O focuses on the importance of Organized religion in patients' lives.
P focuses on the specific aspects of their personal spirituality and personal religious practices. If patients relate meaningful experiences at this point, then the interviewer can proceed with more specific questions regarding religion and personal spirituality. If not, then one can ask open-ended follow-up questions to open the door for patients to discuss important spiritual concerns they may have.
E focuses on the Effects of a patient's spiritual and religious beliefs on medical care and end-of-life issues. These questions help re-direct the discussion back onto clinical issues and medical-decision-making.
FICA tool 6
F—Faith, Belief, Meaning
I—Importance and Influence of religious and spiritual beliefs and practices to the individual
C—Community or Church connections
A—Address/Action in the context of medical care
FAITH tool 4
F—Do you have a Faith or religion that is important to you?

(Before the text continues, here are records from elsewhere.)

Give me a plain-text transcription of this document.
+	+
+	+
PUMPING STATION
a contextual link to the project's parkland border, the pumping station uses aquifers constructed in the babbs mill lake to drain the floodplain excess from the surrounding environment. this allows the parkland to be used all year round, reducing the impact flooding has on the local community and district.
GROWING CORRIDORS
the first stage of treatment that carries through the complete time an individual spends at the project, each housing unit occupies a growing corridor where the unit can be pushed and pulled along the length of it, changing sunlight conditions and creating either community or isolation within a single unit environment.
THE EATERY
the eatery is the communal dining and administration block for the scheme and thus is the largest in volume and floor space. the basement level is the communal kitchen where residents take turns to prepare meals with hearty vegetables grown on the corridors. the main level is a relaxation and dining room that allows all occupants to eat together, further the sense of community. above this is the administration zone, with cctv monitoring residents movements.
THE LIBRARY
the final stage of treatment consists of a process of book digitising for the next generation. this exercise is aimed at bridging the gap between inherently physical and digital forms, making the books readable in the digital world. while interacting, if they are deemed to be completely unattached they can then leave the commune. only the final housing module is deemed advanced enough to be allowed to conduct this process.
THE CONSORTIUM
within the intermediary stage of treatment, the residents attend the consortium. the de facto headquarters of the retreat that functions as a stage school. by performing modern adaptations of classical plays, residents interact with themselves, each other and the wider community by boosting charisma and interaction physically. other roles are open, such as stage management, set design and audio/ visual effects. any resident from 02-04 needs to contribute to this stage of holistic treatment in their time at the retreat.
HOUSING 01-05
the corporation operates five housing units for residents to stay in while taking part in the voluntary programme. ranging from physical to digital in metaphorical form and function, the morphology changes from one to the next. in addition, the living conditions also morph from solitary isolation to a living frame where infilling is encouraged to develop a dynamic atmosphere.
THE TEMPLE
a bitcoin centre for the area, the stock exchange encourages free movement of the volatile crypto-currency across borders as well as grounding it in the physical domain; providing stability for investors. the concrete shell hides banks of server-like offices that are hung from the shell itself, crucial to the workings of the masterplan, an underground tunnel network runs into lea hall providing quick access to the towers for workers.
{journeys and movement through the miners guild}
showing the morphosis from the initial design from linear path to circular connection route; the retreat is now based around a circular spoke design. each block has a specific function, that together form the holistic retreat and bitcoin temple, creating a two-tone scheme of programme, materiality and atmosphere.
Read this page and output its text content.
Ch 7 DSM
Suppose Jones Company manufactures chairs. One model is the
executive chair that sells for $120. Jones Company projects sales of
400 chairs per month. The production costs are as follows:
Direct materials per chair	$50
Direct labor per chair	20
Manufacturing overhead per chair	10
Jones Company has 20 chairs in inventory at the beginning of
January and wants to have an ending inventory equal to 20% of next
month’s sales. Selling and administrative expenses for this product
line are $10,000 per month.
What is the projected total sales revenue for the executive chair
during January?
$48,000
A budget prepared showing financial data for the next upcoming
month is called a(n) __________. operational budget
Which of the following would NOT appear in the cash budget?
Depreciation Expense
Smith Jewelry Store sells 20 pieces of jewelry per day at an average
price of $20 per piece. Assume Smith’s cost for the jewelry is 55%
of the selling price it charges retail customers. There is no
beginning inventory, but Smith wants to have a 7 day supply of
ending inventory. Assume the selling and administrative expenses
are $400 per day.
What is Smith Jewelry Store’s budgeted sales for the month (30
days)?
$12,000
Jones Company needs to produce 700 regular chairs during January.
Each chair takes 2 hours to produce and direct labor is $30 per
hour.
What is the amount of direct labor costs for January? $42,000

A—How do your beliefs Apply to your health?
I—Are you Involved in a church or faith community?
T—How do your spiritual views affect your views about Treatment?
H—How can I Help you with any spiritual concerns?
References, Bibliography, and More Information
1. Newport F, Agrawal S, Witters D. Religious Americans Enjoy Higher Wellbeing. 2010. Retrieved from www.gallup.com on September 7, 2011.
2. Fitchett G, Rasinski K, Cadge W, Curlin FA. Physicians’ Experience and Satisfaction With Chaplains: A National Survey. Arch Intern Med. 2009: 169:1808-1810. 3. King DE. Faith, Spirituality, and Medicine: Toward the Making of a Healing Practitioner. New York, Haworth Press, 2000.
4. King DE, Spirituality and Medicine, in Fundamentals of Clinical Practice; Eds Mengel, Holleman and Fields; Plenum, New York, 2002.
5. Anadarajah G, Hight E. Spirituality and Medical Practice: Using the HOPE questions as a practical tool for spiritual assessment. Am Fam Physician. 2001;63:81-88.
6. Puchalski C, Romer AL. Taking a spiritual history allows clinicians to understand patients more fully. J Palliative Med. 2000;3:129–137.